Brian McMillan
Image credits: clockwise- (diving), Pinterest (fans), alchetron (with Graham Gooch), (bowling)


History has it- all-rounders to South Africa are like fish to water; inseparable and always together.

Be it the likes of Mike Proctor, one of the more famous ones in the pre-isolation era of the late 60s to some of the modern greats like Jacques Kallis, Lance Klusener, Shaun Pollock, Albie Morkel to the current crop of Chris Morris, Andile Phehlukwayo and Dwaine Pretorius.

One name that hasn’t been spoken of enough in the Protea and World cricketing circles is the Welkom born Brian Mervin McMillan, a contemporary to Pollock, Kallis and Klusener when they began their careers.

Fondly called Big Mac by his former captain Kepler Wessels for his big brother like attitude in the team.

When the team needed a wicket, some steely batting, a verbal missile to the opposition or some advice to his own team mates, Big Mac always welcomed every challenge.

Well, this was not surprising as the city of his birth, Welkom is the Afrikaans word for Welcome.

This place in the Free State lived up to its name, by not only welcoming all South Africans but also folks from Malavi, Lesotho and Mozambique to work on gold fields, thus creating massive employment for South Africans and these nations alike.

Coming back to Brian McMillan, he made his test debut in 1992 against the touring Indian team at Durban, scoring 3 tons in a career that spanned for the better part of the 90s with 38 test matches and 78 ODI games.

Aggression was a natural trait for Brian mixed with a sound defensive technique which held him in good stead to even play in the top order when the situation demanded.

Two of his first three test centuries came against Pakistan and England at the Wanderers and the third against India at Newlands.

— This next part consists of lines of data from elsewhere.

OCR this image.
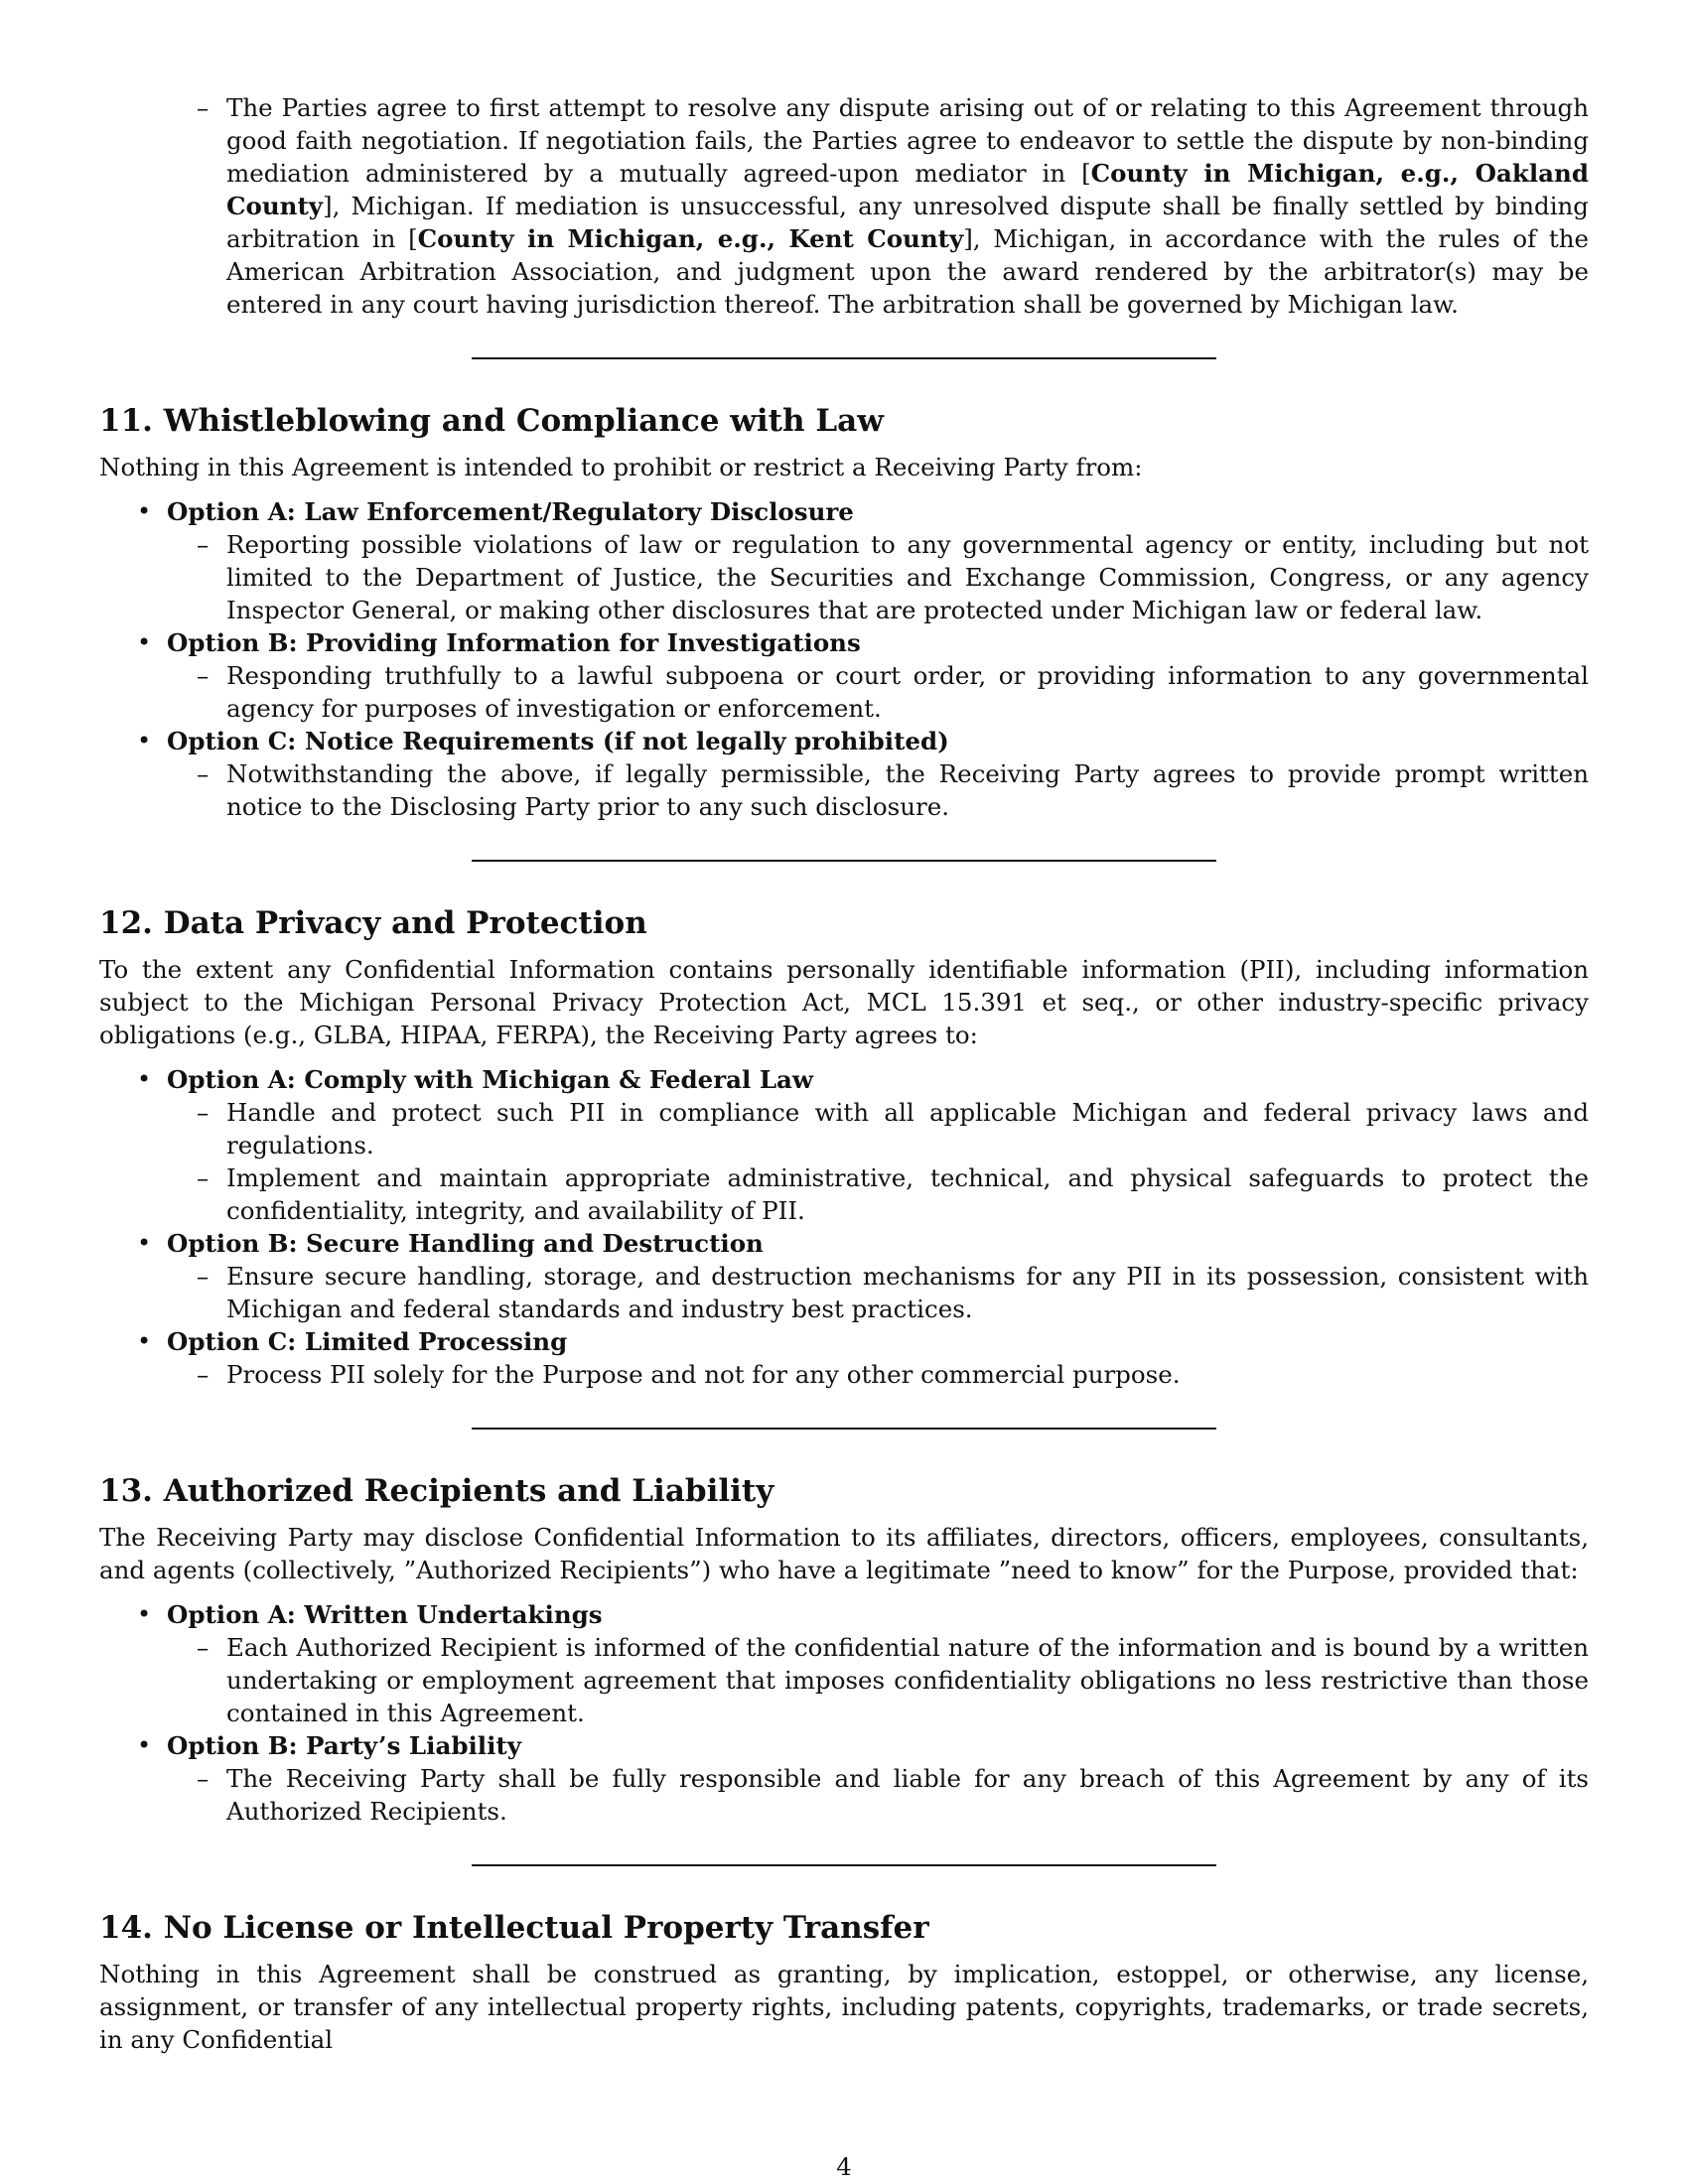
– The Parties agree to first attempt to resolve any dispute arising out of or relating to this Agreement through good faith negotiation. If negotiation fails, the Parties agree to endeavor to settle the dispute by non-binding mediation administered by a mutually agreed-upon mediator in [County in Michigan, e.g., Oakland County], Michigan. If mediation is unsuccessful, any unresolved dispute shall be finally settled by binding arbitration in [County in Michigan, e.g., Kent County], Michigan, in accordance with the rules of the American Arbitration Association, and judgment upon the award rendered by the arbitrator(s) may be entered in any court having jurisdiction thereof. The arbitration shall be governed by Michigan law.
11. Whistleblowing and Compliance with Law
Nothing in this Agreement is intended to prohibit or restrict a Receiving Party from:
• Option A: Law Enforcement/Regulatory Disclosure
– Reporting possible violations of law or regulation to any governmental agency or entity, including but not limited to the Department of Justice, the Securities and Exchange Commission, Congress, or any agency Inspector General, or making other disclosures that are protected under Michigan law or federal law.
• Option B: Providing Information for Investigations
– Responding truthfully to a lawful subpoena or court order, or providing information to any governmental agency for purposes of investigation or enforcement.
• Option C: Notice Requirements (if not legally prohibited)
– Notwithstanding the above, if legally permissible, the Receiving Party agrees to provide prompt written notice to the Disclosing Party prior to any such disclosure.
12. Data Privacy and Protection
To the extent any Confidential Information contains personally identifiable information (PII), including information subject to the Michigan Personal Privacy Protection Act, MCL 15.391 et seq., or other industry-specific privacy obligations (e.g., GLBA, HIPAA, FERPA), the Receiving Party agrees to:
• Option A: Comply with Michigan & Federal Law
– Handle and protect such PII in compliance with all applicable Michigan and federal privacy laws and regulations.
– Implement and maintain appropriate administrative, technical, and physical safeguards to protect the confidentiality, integrity, and availability of PII.
• Option B: Secure Handling and Destruction
– Ensure secure handling, storage, and destruction mechanisms for any PII in its possession, consistent with Michigan and federal standards and industry best practices.
• Option C: Limited Processing
– Process PII solely for the Purpose and not for any other commercial purpose.
13. Authorized Recipients and Liability
The Receiving Party may disclose Confidential Information to its affiliates, directors, officers, employees, consultants, and agents (collectively, ”Authorized Recipients”) who have a legitimate ”need to know” for the Purpose, provided that:
• Option A: Written Undertakings
– Each Authorized Recipient is informed of the confidential nature of the information and is bound by a written undertaking or employment agreement that imposes confidentiality obligations no less restrictive than those contained in this Agreement.
• Option B: Party’s Liability
– The Receiving Party shall be fully responsible and liable for any breach of this Agreement by any of its Authorized Recipients.
14. No License or Intellectual Property Transfer
Nothing in this Agreement shall be construed as granting, by implication, estoppel, or otherwise, any license, assignment, or transfer of any intellectual property rights, including patents, copyrights, trademarks, or trade secrets, in any Confidential
4
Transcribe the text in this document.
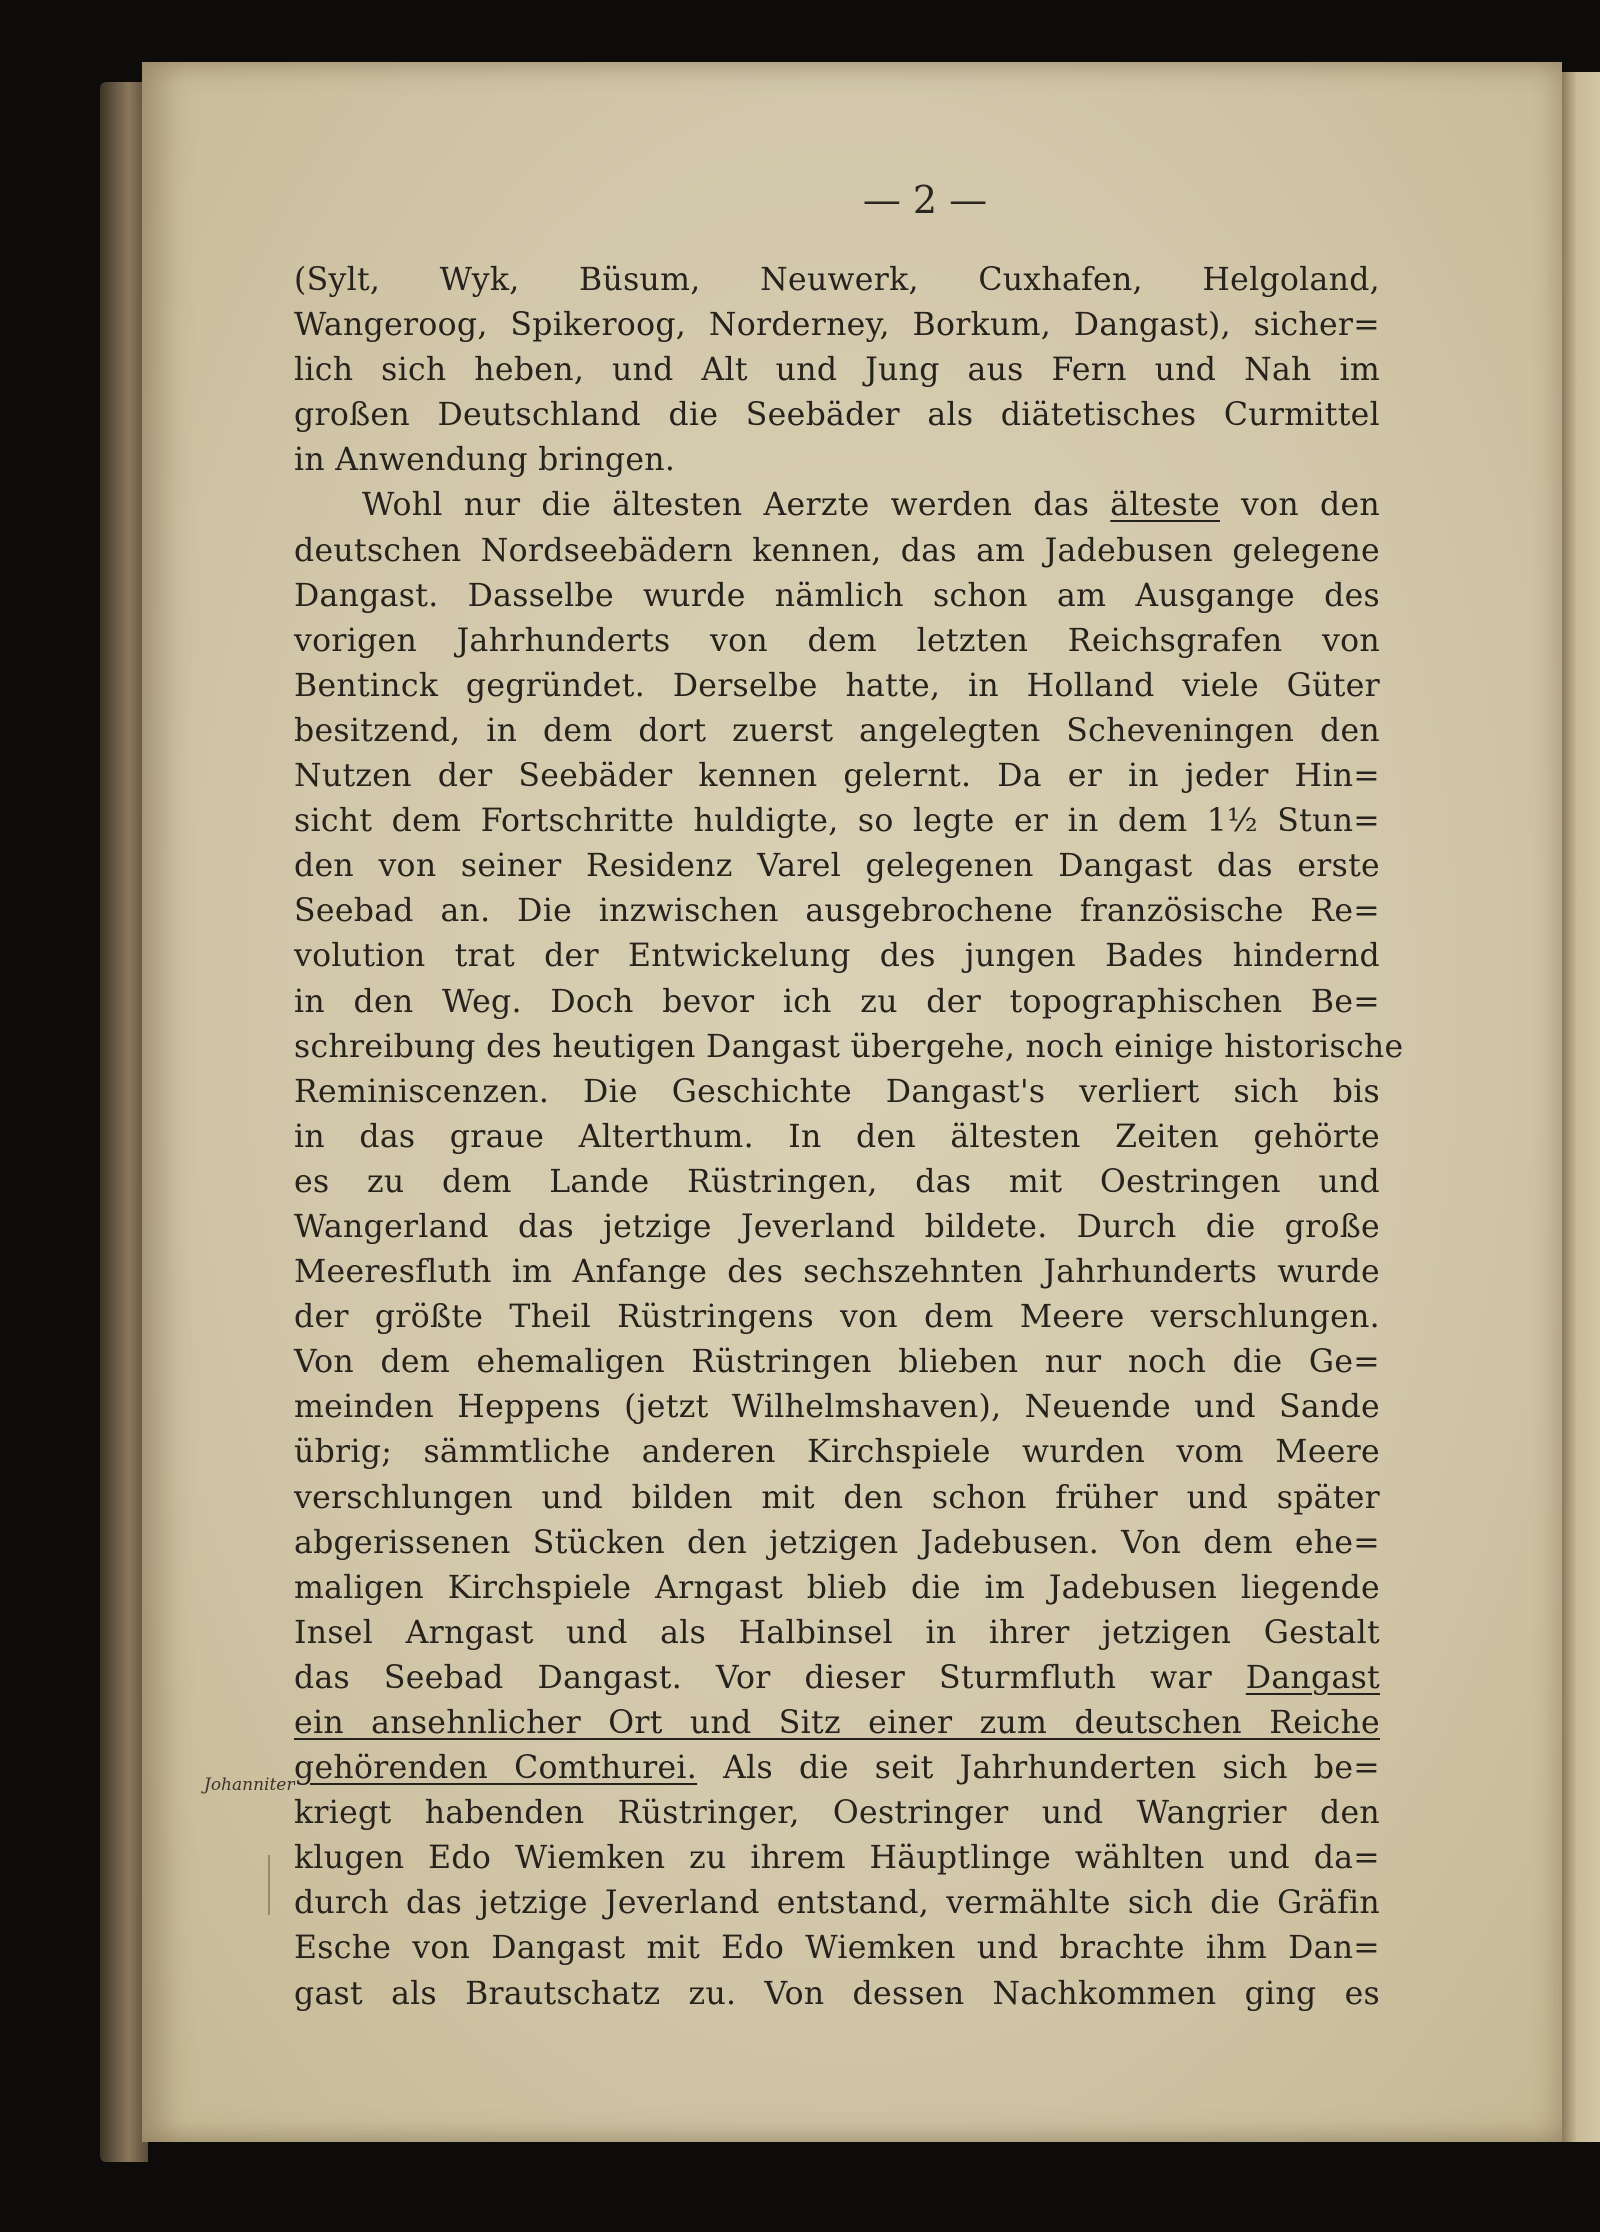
— 2 —
Johanniter
(Sylt, Wyk, Büsum, Neuwerk, Cuxhafen, Helgoland,
Wangeroog, Spikeroog, Norderney, Borkum, Dangast), sicher=
lich sich heben, und Alt und Jung aus Fern und Nah im
großen Deutschland die Seebäder als diätetisches Curmittel
in Anwendung bringen.
Wohl nur die ältesten Aerzte werden das älteste von den
deutschen Nordseebädern kennen, das am Jadebusen gelegene
Dangast. Dasselbe wurde nämlich schon am Ausgange des
vorigen Jahrhunderts von dem letzten Reichsgrafen von
Bentinck gegründet. Derselbe hatte, in Holland viele Güter
besitzend, in dem dort zuerst angelegten Scheveningen den
Nutzen der Seebäder kennen gelernt. Da er in jeder Hin=
sicht dem Fortschritte huldigte, so legte er in dem 1½ Stun=
den von seiner Residenz Varel gelegenen Dangast das erste
Seebad an. Die inzwischen ausgebrochene französische Re=
volution trat der Entwickelung des jungen Bades hindernd
in den Weg. Doch bevor ich zu der topographischen Be=
schreibung des heutigen Dangast übergehe, noch einige historische
Reminiscenzen. Die Geschichte Dangast's verliert sich bis
in das graue Alterthum. In den ältesten Zeiten gehörte
es zu dem Lande Rüstringen, das mit Oestringen und
Wangerland das jetzige Jeverland bildete. Durch die große
Meeresfluth im Anfange des sechszehnten Jahrhunderts wurde
der größte Theil Rüstringens von dem Meere verschlungen.
Von dem ehemaligen Rüstringen blieben nur noch die Ge=
meinden Heppens (jetzt Wilhelmshaven), Neuende und Sande
übrig; sämmtliche anderen Kirchspiele wurden vom Meere
verschlungen und bilden mit den schon früher und später
abgerissenen Stücken den jetzigen Jadebusen. Von dem ehe=
maligen Kirchspiele Arngast blieb die im Jadebusen liegende
Insel Arngast und als Halbinsel in ihrer jetzigen Gestalt
das Seebad Dangast. Vor dieser Sturmfluth war Dangast
ein ansehnlicher Ort und Sitz einer zum deutschen Reiche
gehörenden Comthurei. Als die seit Jahrhunderten sich be=
kriegt habenden Rüstringer, Oestringer und Wangrier den
klugen Edo Wiemken zu ihrem Häuptlinge wählten und da=
durch das jetzige Jeverland entstand, vermählte sich die Gräfin
Esche von Dangast mit Edo Wiemken und brachte ihm Dan=
gast als Brautschatz zu. Von dessen Nachkommen ging es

Two of these resulted in a win for the Proteas against Pakistan and India.

His lone ODI ton came against Zimbabwe in 1995 surmounting a victory thus enabling a total tally of 2809 runs across Tests and ODIs.

His bowling also wasn’t to be taken lightly either, though only a medium pacer, he could spring the occasional bouncer at will to keep the batters always one their toes.

His best bowling figures were 4 for 65 in Tests against New Zealand at Newlands with the Proteas coming on top in that game too.

Brian McMillan
source: Official ICC Twitter handle @ICC

His ODI exploits were even better with 4 for 32 against India at Port Elizabeth in a winning cause taking his combined wicket tally of 145.

When Brian wasn’t bowling he usually stood at the slips and was one of the most prolific slip catchers for his bulky frame.

In fact he had the highest percentage of catches per Test in South Africa’s history.

Looking at the above statistics one could easily infer that when Big Mac put his hand up, the team invariably soared to victories aplenty.

A batting behemoth, a bowling machine and a slip catching reservoir with bucket like hands, McMillan truly epitomised what an all-rounder should be and was considered one of the best to grace the game.

Post retirement from all forms of cricket in 2000, McMillan became a professional teacher at the University of Durban and now heads an office automation firm in Cape Town.

A respected all-rounder on the field and definitely one off it too, one would say.

Thank you ‘Big Mac’ for showing the determination and resilience to make this great nation proud of one of its less remembered cricketing heroes.

Perhaps also about time that one understood not all who try and give this great sport everything deserve to just be remembered as ‘unsung’ heroes- right?

How difficult is it to acknowledge a simple fact that Cricket isn’t restricted to or represented exclusively by the ‘most popular’ names alone?

The biased lot- the so called opinion-makers, self-proclaimed critics, social media stars, cricket “bloggers” (for whom this great game is less of a sport and more of a game), ludicrously dressed media presenters- are you listening?